The pressure on the Zags was thus immense, no matter that they had reached a second Elite Eight in three seasons. This would be labeled choking, of course, if they didn’t advance. One Seattle radio host on Friday staked out what remaining anti-Zag turf could be found: They were meeting a No. 11 seed, after having disposed of a 16 and a 4. So the naysayers could have it both ways: If they lost, they were folding again. If they won, well, it was a primrose path.

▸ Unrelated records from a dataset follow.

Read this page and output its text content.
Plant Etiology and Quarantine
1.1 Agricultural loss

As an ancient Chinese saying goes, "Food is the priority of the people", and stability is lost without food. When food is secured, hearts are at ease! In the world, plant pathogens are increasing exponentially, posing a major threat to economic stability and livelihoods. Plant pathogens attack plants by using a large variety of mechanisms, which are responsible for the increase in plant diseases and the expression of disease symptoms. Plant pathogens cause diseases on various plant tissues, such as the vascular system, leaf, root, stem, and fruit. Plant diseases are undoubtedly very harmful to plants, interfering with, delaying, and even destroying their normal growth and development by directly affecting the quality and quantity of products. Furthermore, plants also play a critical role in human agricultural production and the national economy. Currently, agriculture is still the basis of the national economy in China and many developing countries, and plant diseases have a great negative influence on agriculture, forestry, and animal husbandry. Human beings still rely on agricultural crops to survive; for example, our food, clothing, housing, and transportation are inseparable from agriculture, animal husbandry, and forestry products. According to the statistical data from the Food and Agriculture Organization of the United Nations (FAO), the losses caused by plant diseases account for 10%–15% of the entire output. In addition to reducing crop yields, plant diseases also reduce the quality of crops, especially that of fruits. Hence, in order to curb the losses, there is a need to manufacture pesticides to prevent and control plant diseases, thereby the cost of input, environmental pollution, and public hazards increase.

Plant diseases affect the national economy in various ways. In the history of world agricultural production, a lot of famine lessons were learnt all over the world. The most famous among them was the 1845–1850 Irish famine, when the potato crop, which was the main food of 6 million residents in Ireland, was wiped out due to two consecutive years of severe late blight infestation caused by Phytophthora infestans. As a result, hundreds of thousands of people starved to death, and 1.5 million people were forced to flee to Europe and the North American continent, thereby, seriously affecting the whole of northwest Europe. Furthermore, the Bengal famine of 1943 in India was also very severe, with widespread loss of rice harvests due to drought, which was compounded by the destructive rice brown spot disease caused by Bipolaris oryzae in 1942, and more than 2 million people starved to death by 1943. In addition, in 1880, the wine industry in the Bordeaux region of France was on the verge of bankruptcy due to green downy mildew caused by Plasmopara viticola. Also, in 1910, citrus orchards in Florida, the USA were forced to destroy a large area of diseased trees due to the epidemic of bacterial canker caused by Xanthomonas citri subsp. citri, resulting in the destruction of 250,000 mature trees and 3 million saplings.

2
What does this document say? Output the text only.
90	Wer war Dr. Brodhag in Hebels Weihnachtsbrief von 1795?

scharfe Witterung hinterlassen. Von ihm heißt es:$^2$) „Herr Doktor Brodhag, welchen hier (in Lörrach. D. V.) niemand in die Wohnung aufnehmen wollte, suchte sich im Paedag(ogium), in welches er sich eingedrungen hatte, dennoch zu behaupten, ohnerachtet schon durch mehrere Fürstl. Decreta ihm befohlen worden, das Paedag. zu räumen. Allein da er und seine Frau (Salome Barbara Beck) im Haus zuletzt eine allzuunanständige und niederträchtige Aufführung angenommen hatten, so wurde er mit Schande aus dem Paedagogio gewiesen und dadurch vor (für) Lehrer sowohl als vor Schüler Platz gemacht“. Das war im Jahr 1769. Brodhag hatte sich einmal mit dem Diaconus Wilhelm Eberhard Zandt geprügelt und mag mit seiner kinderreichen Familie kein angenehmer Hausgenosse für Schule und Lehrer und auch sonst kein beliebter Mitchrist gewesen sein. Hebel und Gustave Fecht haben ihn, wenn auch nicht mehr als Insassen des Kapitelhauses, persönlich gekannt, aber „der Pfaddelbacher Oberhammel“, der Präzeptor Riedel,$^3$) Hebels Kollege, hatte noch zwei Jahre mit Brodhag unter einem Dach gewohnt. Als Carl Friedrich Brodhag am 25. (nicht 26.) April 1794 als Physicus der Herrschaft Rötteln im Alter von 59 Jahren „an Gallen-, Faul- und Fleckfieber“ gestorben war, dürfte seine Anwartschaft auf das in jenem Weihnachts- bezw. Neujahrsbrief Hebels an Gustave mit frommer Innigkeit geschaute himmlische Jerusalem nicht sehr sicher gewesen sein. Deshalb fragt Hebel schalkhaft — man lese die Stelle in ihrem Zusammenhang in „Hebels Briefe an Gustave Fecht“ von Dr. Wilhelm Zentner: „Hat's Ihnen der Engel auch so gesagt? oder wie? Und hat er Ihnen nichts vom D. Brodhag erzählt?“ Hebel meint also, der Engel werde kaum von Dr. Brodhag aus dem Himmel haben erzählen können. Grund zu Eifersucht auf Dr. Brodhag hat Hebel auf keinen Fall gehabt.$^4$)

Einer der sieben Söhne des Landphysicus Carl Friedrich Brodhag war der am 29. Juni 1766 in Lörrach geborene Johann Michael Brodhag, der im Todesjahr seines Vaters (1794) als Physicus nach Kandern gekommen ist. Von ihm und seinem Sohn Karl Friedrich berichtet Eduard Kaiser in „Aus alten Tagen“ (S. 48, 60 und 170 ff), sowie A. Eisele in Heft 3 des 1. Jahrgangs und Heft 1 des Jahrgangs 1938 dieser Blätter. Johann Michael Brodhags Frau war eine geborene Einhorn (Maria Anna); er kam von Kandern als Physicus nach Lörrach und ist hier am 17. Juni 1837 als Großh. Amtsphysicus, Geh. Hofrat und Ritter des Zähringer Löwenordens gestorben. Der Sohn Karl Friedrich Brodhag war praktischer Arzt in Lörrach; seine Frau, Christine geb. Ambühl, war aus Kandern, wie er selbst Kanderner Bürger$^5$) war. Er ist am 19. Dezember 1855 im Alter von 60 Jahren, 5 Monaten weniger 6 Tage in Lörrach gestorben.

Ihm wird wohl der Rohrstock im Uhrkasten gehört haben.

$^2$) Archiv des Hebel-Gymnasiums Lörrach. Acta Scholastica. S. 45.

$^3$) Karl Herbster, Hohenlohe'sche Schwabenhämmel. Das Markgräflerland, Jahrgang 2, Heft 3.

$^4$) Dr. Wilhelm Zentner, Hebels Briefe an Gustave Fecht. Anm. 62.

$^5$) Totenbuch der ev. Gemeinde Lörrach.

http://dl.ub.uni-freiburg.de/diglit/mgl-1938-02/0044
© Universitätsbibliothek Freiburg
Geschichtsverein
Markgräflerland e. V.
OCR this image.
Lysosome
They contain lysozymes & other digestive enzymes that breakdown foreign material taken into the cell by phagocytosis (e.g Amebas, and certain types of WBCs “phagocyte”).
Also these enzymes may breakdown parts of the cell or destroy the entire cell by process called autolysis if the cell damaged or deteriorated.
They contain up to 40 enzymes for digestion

It would have been possible for Gonzaga to freeze in the moment, and indeed, when Perkins threw a lazy bounce pass on GU’s first possession, hijacked and dunked by Xavier, it was briefly ominous. But shortly, Perkins threw in a couple of threes, and his teammates joined him, and Gonzaga seemed to be playing free and easy and mostly enjoying the whole afternoon.
They didn’t defend much in the first half, getting beat off the bounce, which caused their big men to get in foul trouble. So Few and Co. dusted off a zone defense, which the Zags had employed rarely this year (but had also trotted out against West Virginia). And it seemed to work.
Along the way, Gonzaga limited one of the tournament’s sensations, Trevon Bluiett, to a mere 10 points on 3-of-14 shooting.
In the end, the Zags made 12 of 24 threes, when they were just 16 of 56 in the tournament’s first three games. They looked a lot like the team that was the rage of January and most of February.
It was a credit to a lot of people, none more than Mark Few. After all the brickbats, he's due a few bouquets.